In 2012, Children's Hospital Colorado started a program with school and corporate collaborators -- it works with school nurses to train students to manage their asthma more effectively.
The question asked in the article, "Are schools part of the healthcare system?” is an important one -- and I would answer with a resounding Yes. As Dr. Deterding said, “Even though schools may not want to be a medical healthcare delivery system, they are. ”In fact, I believe that “the healthcare system” includes far more collaborators than one would think. It’s not just doctors, nurses, and hospitals. Our collaborators in medicine include social workers, teachers, parents, kids, school nurses, home health aides… the list goes on and on and is unique for each patient.
According to Fierce Healthcare’s summary, participants in the Colorado program "experienced a 22% drop in school absenteeism and an 80% decline in hospitalizations and urgent care visits among pediatric asthma patients.”
While this is an exciting program, with strong results, I do think that we can do even better. Ultimately, this program doesn't create a foundation to improve the way we care for young patients overall -- it simply resolves one aspect of a complex care scenario. While results were excellent, I worry that the intervention isn't holistic enough or sustainable because it's not involving the full picture of these young patients' care. That said, I think there are several crucial learnings from this project that we can all take away.
3 Key Care Coordination Learnings from a School-Based Health Program:
- The people closest (geographically or emotionally) to our patients may have the strongest ability to support them.
In this case, the people consistently close to these young patients are school nurses. School nurses are close in terms of physical access, are embedded in the students' community and cultural context, and likely know the students personally. Similarly, it's crucial to recognize the similar closeness of wound care nurses, home health aides, teachers, social workers, and others. Medicine can become very hierarchical, in which specialists are hyper-valued. But the reality is that for the best care to happen, we need to collaborate with the people closest to our patients as well. - Working across the continuum of care can be a powerful way of achieving new results.
The new world of healthcare requires that we expand our understanding of who is part of the care team. But I believe that it's not enough to simply engage school nurses to execute a program. We must truly collaborate across the continuum of care. We have seen over and over again that this approach yields a strong ROI and best-in-class patient care. - Tools used to bridge different aspects of the healthcare system must be robust and flexible.

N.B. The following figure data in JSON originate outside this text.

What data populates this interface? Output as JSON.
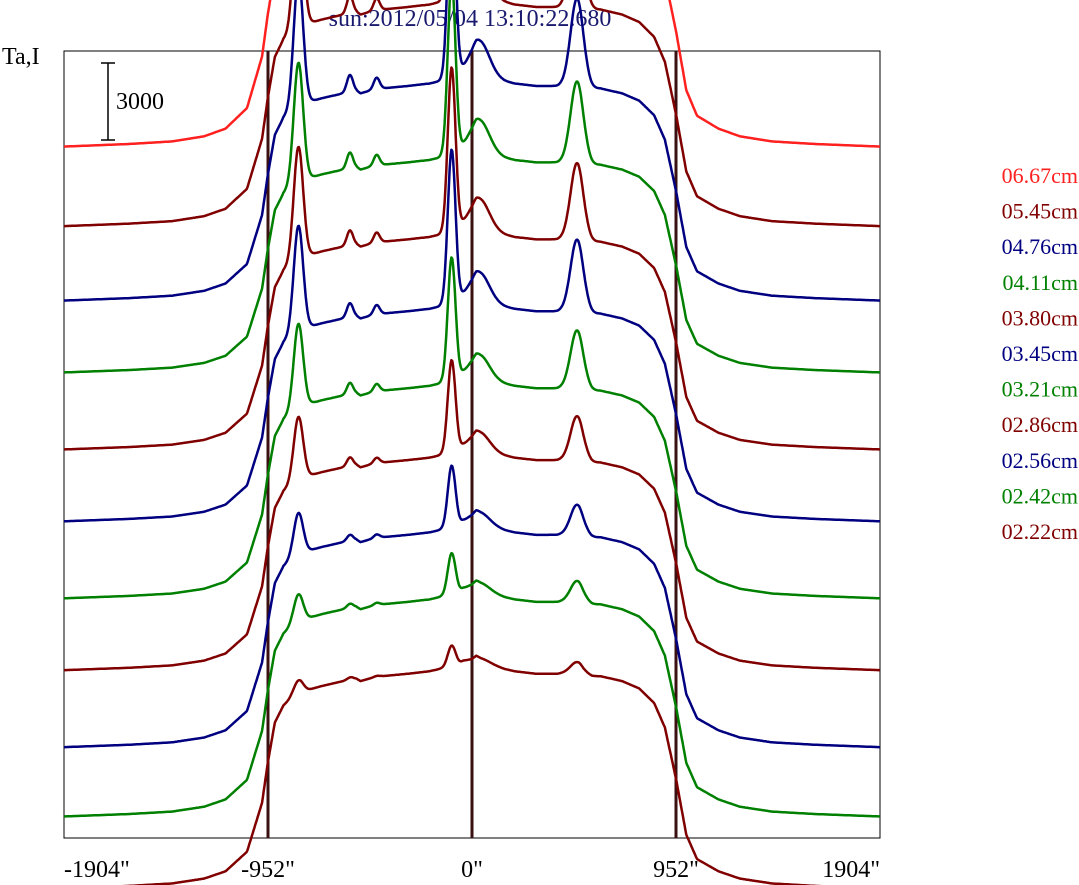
{
  "chart_data": {
    "type": "line",
    "title": "sun:2012/05/04 13:10:22.680",
    "ylabel": "Ta,I",
    "xlabel": "",
    "x_ticks": [
      "-1904\"",
      "-952\"",
      "0\"",
      "952\"",
      "1904\""
    ],
    "x_tick_values": [
      -1904,
      -952,
      0,
      952,
      1904
    ],
    "xlim": [
      -1904,
      1904
    ],
    "vlines": [
      -952,
      0,
      952
    ],
    "scale_bar": {
      "label": "3000",
      "value": 3000
    },
    "grid": false,
    "legend_position": "right",
    "series": [
      {
        "name": "06.67cm",
        "color": "#ff2020",
        "baseline": 26900,
        "amplitude": 1.0,
        "peakScale": 1.0
      },
      {
        "name": "05.45cm",
        "color": "#800000",
        "baseline": 23800,
        "amplitude": 0.97,
        "peakScale": 0.95
      },
      {
        "name": "04.76cm",
        "color": "#000080",
        "baseline": 20900,
        "amplitude": 0.95,
        "peakScale": 0.92
      },
      {
        "name": "04.11cm",
        "color": "#008000",
        "baseline": 18100,
        "amplitude": 0.93,
        "peakScale": 0.85
      },
      {
        "name": "03.80cm",
        "color": "#800000",
        "baseline": 15100,
        "amplitude": 0.93,
        "peakScale": 0.8
      },
      {
        "name": "03.45cm",
        "color": "#000080",
        "baseline": 12300,
        "amplitude": 0.93,
        "peakScale": 0.75
      },
      {
        "name": "03.21cm",
        "color": "#008000",
        "baseline": 9300,
        "amplitude": 0.93,
        "peakScale": 0.6
      },
      {
        "name": "02.86cm",
        "color": "#800000",
        "baseline": 6500,
        "amplitude": 0.93,
        "peakScale": 0.45
      },
      {
        "name": "02.56cm",
        "color": "#000080",
        "baseline": 3500,
        "amplitude": 0.94,
        "peakScale": 0.3
      },
      {
        "name": "02.42cm",
        "color": "#008000",
        "baseline": 800,
        "amplitude": 0.95,
        "peakScale": 0.2
      },
      {
        "name": "02.22cm",
        "color": "#800000",
        "baseline": -2000,
        "amplitude": 0.95,
        "peakScale": 0.1
      }
    ],
    "profile": {
      "x": [
        -1904,
        -1600,
        -1400,
        -1250,
        -1150,
        -1050,
        -980,
        -952,
        -920,
        -880,
        -840,
        -800,
        -770,
        -740,
        -700,
        -650,
        -600,
        -560,
        -540,
        -520,
        -480,
        -420,
        -300,
        -200,
        -150,
        -100,
        -60,
        -40,
        -20,
        0,
        20,
        40,
        80,
        150,
        200,
        300,
        400,
        480,
        500,
        520,
        560,
        600,
        700,
        780,
        850,
        900,
        952,
        1000,
        1050,
        1150,
        1250,
        1400,
        1600,
        1904
      ],
      "y": [
        0,
        100,
        200,
        400,
        700,
        1500,
        3500,
        5200,
        6800,
        7500,
        7800,
        8000,
        8100,
        8200,
        8300,
        8400,
        8500,
        8600,
        8600,
        8500,
        8600,
        8700,
        8800,
        8900,
        9000,
        9100,
        9200,
        9300,
        9300,
        9300,
        9400,
        9300,
        9200,
        9000,
        8900,
        8800,
        8800,
        8900,
        8900,
        8800,
        8700,
        8700,
        8500,
        8200,
        7600,
        6600,
        4500,
        2200,
        1200,
        700,
        400,
        200,
        100,
        0
      ]
    },
    "peaks": [
      {
        "x": -810,
        "height": 5500,
        "width": 22
      },
      {
        "x": -570,
        "height": 700,
        "width": 14
      },
      {
        "x": -445,
        "height": 500,
        "width": 14
      },
      {
        "x": -95,
        "height": 8000,
        "width": 18
      },
      {
        "x": 35,
        "height": 1400,
        "width": 45
      },
      {
        "x": 490,
        "height": 3600,
        "width": 30
      }
    ]
  }
}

What does that mean specifically? It means that our tools must do more than support us in treating a single disease, as with this asthma program. Rather, we need tools like telemedicine-based healthcare collaboration that help manage asthma today, a cancer scare tomorrow, and a complex broken leg next year. Healthcare is too complex, and our patients are too valuable, to settle for single-use tools.
With the inspiration of both the strengths and shortcomings of this program, I encourage you to look more broadly in your practice today. More broadly in terms of who you see as part of the care team... and more broadly in terms of what you expect from the tools you use in your practice of medicine. Our patients deserve more and better care coordination and healthcare collaboration -- and we deserve more and better satisfaction from the work we do.